Первый шаг дался с трудом, а второй был ничуть не легче первого, но в конечном итоге это уже не имело значения. Впереди, вспарывая рыхлые туши туч, поднимались горы.
— Знаешь, — сказал Алекс, придерживая рукоять Мьёлльнира. — Мне здесь как-то… не нравится.
Не было позвонков и костей, не было штыря, который держал кости. И рог, преградивший путь, вовсе не золотом пылал. Медь позеленела от времени и в прикосновении была скользкой, противной. Но Алекс все равно взял рог в руки, содрогаясь от отвращения.
Но дуть передумал.
Алекс шел над бездной, разглядывая ее в прорехи плит. И удивляясь тому, что еще совсем недавно боялся. Бездна злилась на Алекса, протягивала бесплотные лапы, но не имела сил схватить и стащить с моста. Мьёлльнир молчал, и каким-то совсем уж нехорошим было это молчание.
Приближались
— Если ты хочешь, — очень тихо произнес Мьёлльнир, — то еще не поздно уйти.

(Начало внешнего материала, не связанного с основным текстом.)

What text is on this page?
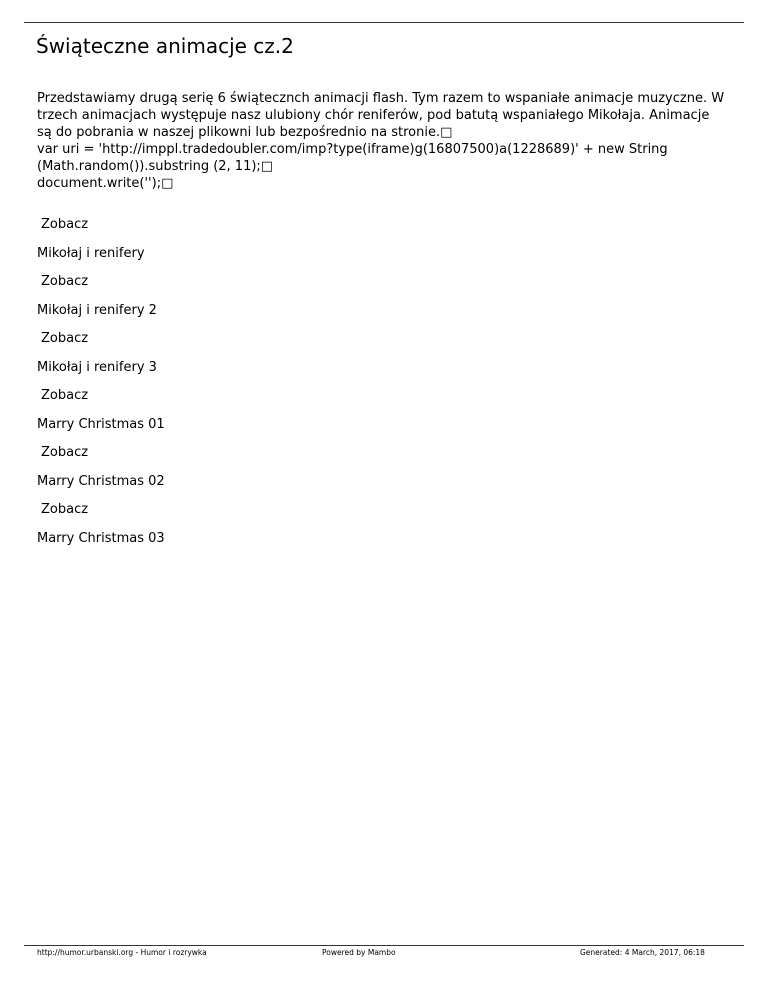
Świąteczne animacje cz.2
Przedstawiamy drugą serię 6 świątecznch animacji flash. Tym razem to wspaniałe animacje muzyczne. W
trzech animacjach występuje nasz ulubiony chór reniferów, pod batutą wspaniałego Mikołaja. Animacje
są do pobrania w naszej plikowni lub bezpośrednio na stronie.□
var uri = 'http://imppl.tradedoubler.com/imp?type(iframe)g(16807500)a(1228689)' + new String
(Math.random()).substring (2, 11);□
document.write('');□
Zobacz
Mikołaj i renifery
Zobacz
Mikołaj i renifery 2
Zobacz
Mikołaj i renifery 3
Zobacz
Marry Christmas 01
Zobacz
Marry Christmas 02
Zobacz
Marry Christmas 03
http://humor.urbanski.org - Humor i rozrywka	Powered by Mambo	Generated: 4 March, 2017, 06:18
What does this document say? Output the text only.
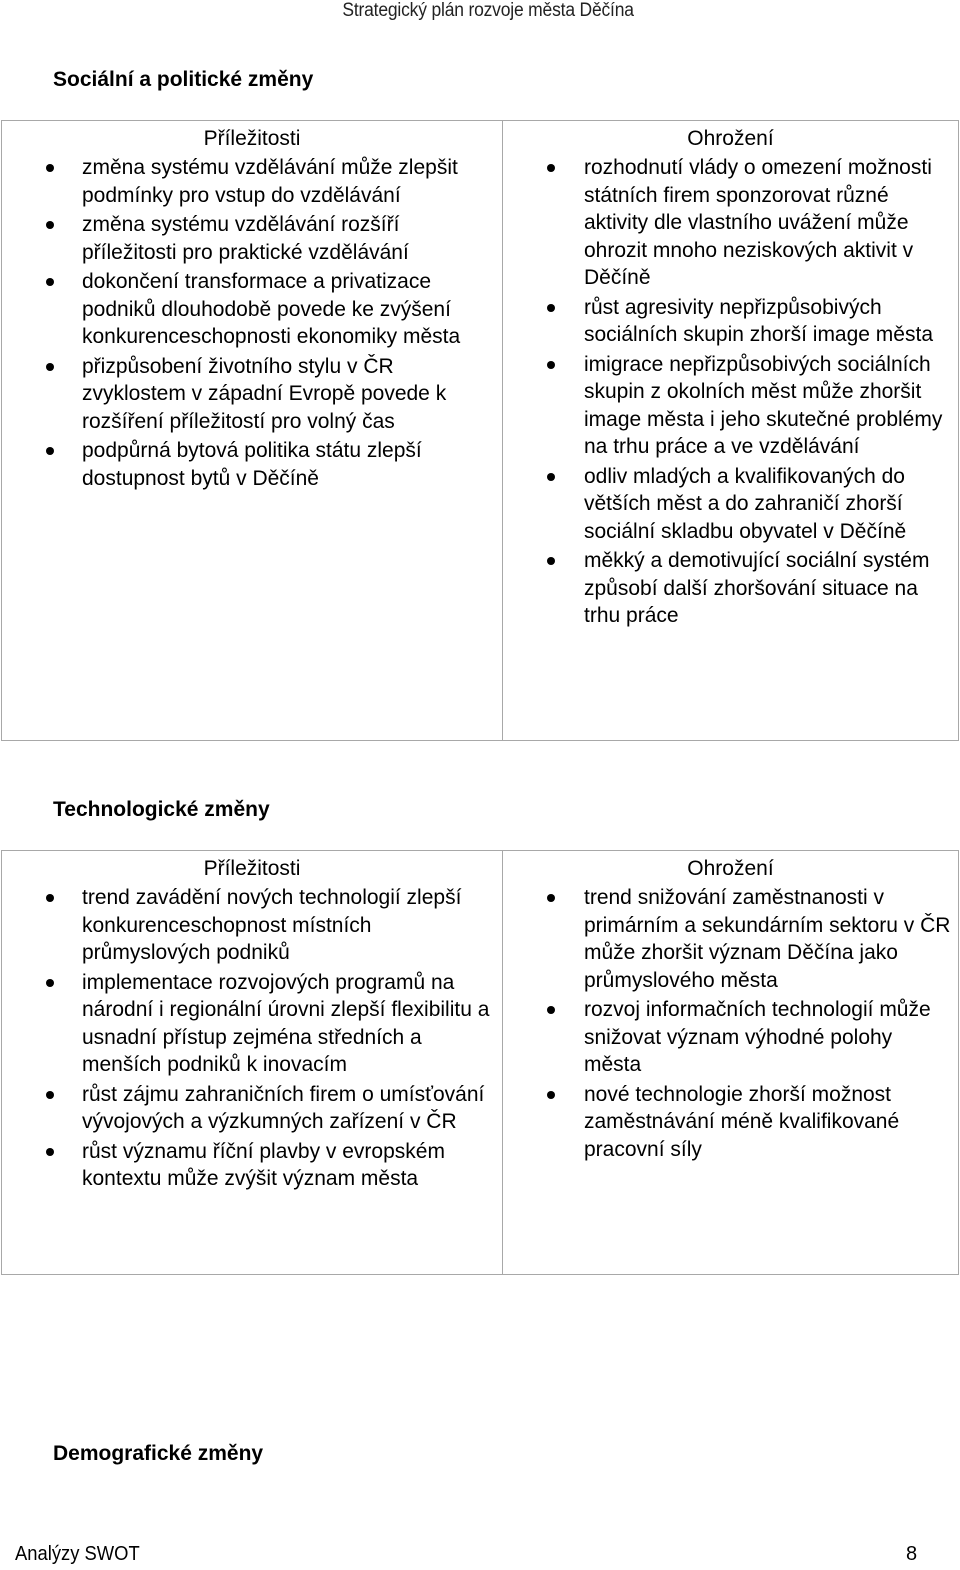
Strategický plán rozvoje města Děčína
Sociální a politické změny
Příležitosti
změna systému vzdělávání může zlepšit podmínky pro vstup do vzdělávání
změna systému vzdělávání rozšíří příležitosti pro praktické vzdělávání
dokončení transformace a privatizace podniků dlouhodobě povede ke zvýšení konkurenceschopnosti ekonomiky města
přizpůsobení životního stylu v ČR zvyklostem v západní Evropě povede k rozšíření příležitostí pro volný čas
podpůrná bytová politika státu zlepší dostupnost bytů v Děčíně

Ohrožení
rozhodnutí vlády o omezení možnosti státních firem sponzorovat různé aktivity dle vlastního uvážení může ohrozit mnoho neziskových aktivit v Děčíně
růst agresivity nepřizpůsobivých sociálních skupin zhorší image města
imigrace nepřizpůsobivých sociálních skupin z okolních měst může zhoršit image města i jeho skutečné problémy na trhu práce a ve vzdělávání
odliv mladých a kvalifikovaných do větších měst a do zahraničí zhorší sociální skladbu obyvatel v Děčíně
měkký a demotivující sociální systém způsobí další zhoršování situace na trhu práce
Technologické změny
Příležitosti
trend zavádění nových technologií zlepší konkurenceschopnost místních průmyslových podniků
implementace rozvojových programů na národní i regionální úrovni zlepší flexibilitu a usnadní přístup zejména středních a menších podniků k inovacím
růst zájmu zahraničních firem o umísťování vývojových a výzkumných zařízení v ČR
růst významu říční plavby v evropském kontextu může zvýšit význam města

Ohrožení
trend snižování zaměstnanosti v primárním a sekundárním sektoru v ČR může zhoršit význam Děčína jako průmyslového města
rozvoj informačních technologií může snižovat význam výhodné polohy města
nové technologie zhorší možnost zaměstnávání méně kvalifikované pracovní síly
Demografické změny
Analýzy SWOT	8
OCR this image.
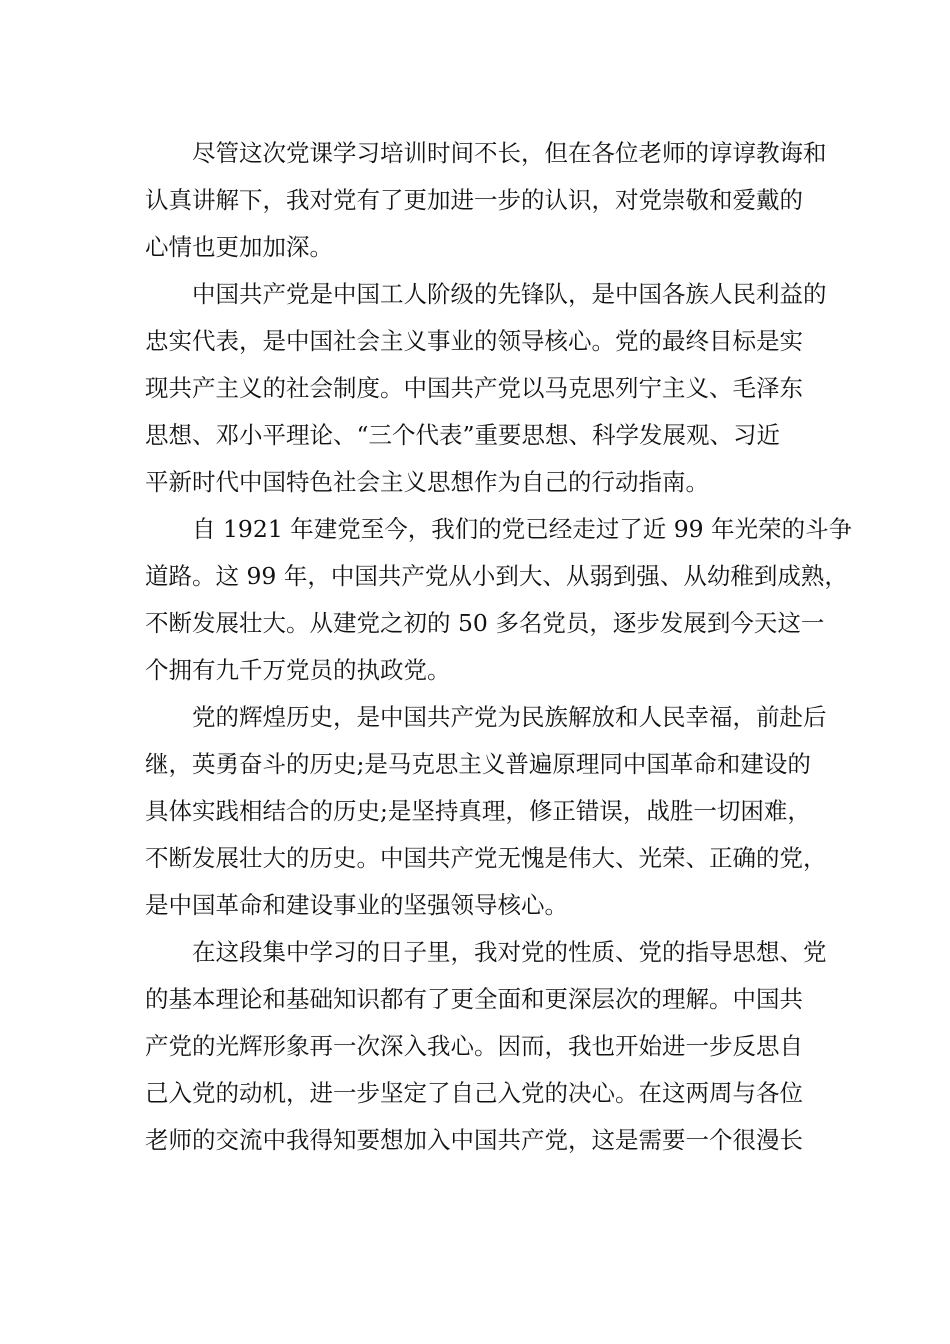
　　尽管这次党课学习培训时间不长，但在各位老师的谆谆教诲和
认真讲解下，我对党有了更加进一步的认识，对党崇敬和爱戴的
心情也更加加深。
　　中国共产党是中国工人阶级的先锋队，是中国各族人民利益的
忠实代表，是中国社会主义事业的领导核心。党的最终目标是实
现共产主义的社会制度。中国共产党以马克思列宁主义、毛泽东
思想、邓小平理论、“三个代表”重要思想、科学发展观、习近
平新时代中国特色社会主义思想作为自己的行动指南。
　　自 1921 年建党至今，我们的党已经走过了近 99 年光荣的斗争
道路。这 99 年，中国共产党从小到大、从弱到强、从幼稚到成熟，
不断发展壮大。从建党之初的 50 多名党员，逐步发展到今天这一
个拥有九千万党员的执政党。
　　党的辉煌历史，是中国共产党为民族解放和人民幸福，前赴后
继，英勇奋斗的历史;是马克思主义普遍原理同中国革命和建设的
具体实践相结合的历史;是坚持真理，修正错误，战胜一切困难，
不断发展壮大的历史。中国共产党无愧是伟大、光荣、正确的党，
是中国革命和建设事业的坚强领导核心。
　　在这段集中学习的日子里，我对党的性质、党的指导思想、党
的基本理论和基础知识都有了更全面和更深层次的理解。中国共
产党的光辉形象再一次深入我心。因而，我也开始进一步反思自
己入党的动机，进一步坚定了自己入党的决心。在这两周与各位
老师的交流中我得知要想加入中国共产党，这是需要一个很漫长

— И до конца жизни гоняться за кошками?
Обындевевшие ресницы норовили слипнуться, глаза резало осколками льда, но Алекс шел, уже не думая про мост и про бездну, про то, что упадет или замерзнет. И семицветная дорога Биврёста закончилась у гранитного языка.
— Мы дошли? А дальше что?
Мьёлльнир молчал. Мьёлльнир не нужен, ведь Алекс все видел сам. Повернувшись к пропасти лицом, он поднес рог к губам и дунул, сколько было сил.
И не воздух — сам Ниффльхейм завизжал. Сотни и тысячи голосов ударились о низкое небо, и разбились, упав в пропасть. Но продолжая жить, они карабкались, цеплялись искореженными руками за копья и стрелы, чтобы снова упасть. Тени заполняли бездну. И бездна задыхалась под их тяжестью.
Биврёст же вздрогнул под весом восьминогого жеребца. Птицей летел он, но пусто было седло.
Алекс поднял молот.
Ближе!
Пена срывалась с конской морды. В шалых глазах плясали грозовые отблески. Хрипел восьминогий.
Описав дугу, молот ударил о камни. Брызнули искры. Застонал Биврёст, но выдержал первый из ударов. Алекс же, сдерживая стон в вывернутых руках, ударил снова, и снова… и уже потеряв счет ударам, крушил радугу.
Пела бездна. Выли звери гор. И с хрустом разламывался хребет мира. Он порвался, как рвется натянутая струна и, взлетев под самый купол неба, рассек его и новорожденное солнце.
— Время, — сказала бездна.
И восьминогий жеребец встал на дыбы. Его копыто с полумесяцем подковы коснулось лба, но не ударило, лишь оставило глубокий след.
— И дальше что? — Алекс вытер кровь со лба.
Ему случалось ездить верхом. Однажды. Но там — на манеже с желтым песком, под пристальным взглядом инструктора — другое.
Алекс вцепился в стремя и в серую волчью шкуру, заменявшую седло. Он кое-как вскарабкался на конскую спину, и оказалось, что стремена для него великоваты, а поднять их Алекс не умел. И тогда он просто впился в гриву и сказал:
— Ну… в смысле, но. Короче, поехали.
Глава 6. Музыка, сломавшая небо
Юлька первая услышала корабли.
Она дремала, прильнув к теплой драконьей шее, и Нагльфар мурлыкал песню. А может, за мурлыканье она принимала гудение огня в глотке зверя, или скрежет его костяного тела, или звон водяной нити под килем, или стон ветра, наполнявшего парус.
Как бы то ни было, но встревожил ее звук совершенно иной — капля воды, скатившаяся с весла. Шорох волны о чужой борт. И осторожное нежное касание металла о металл.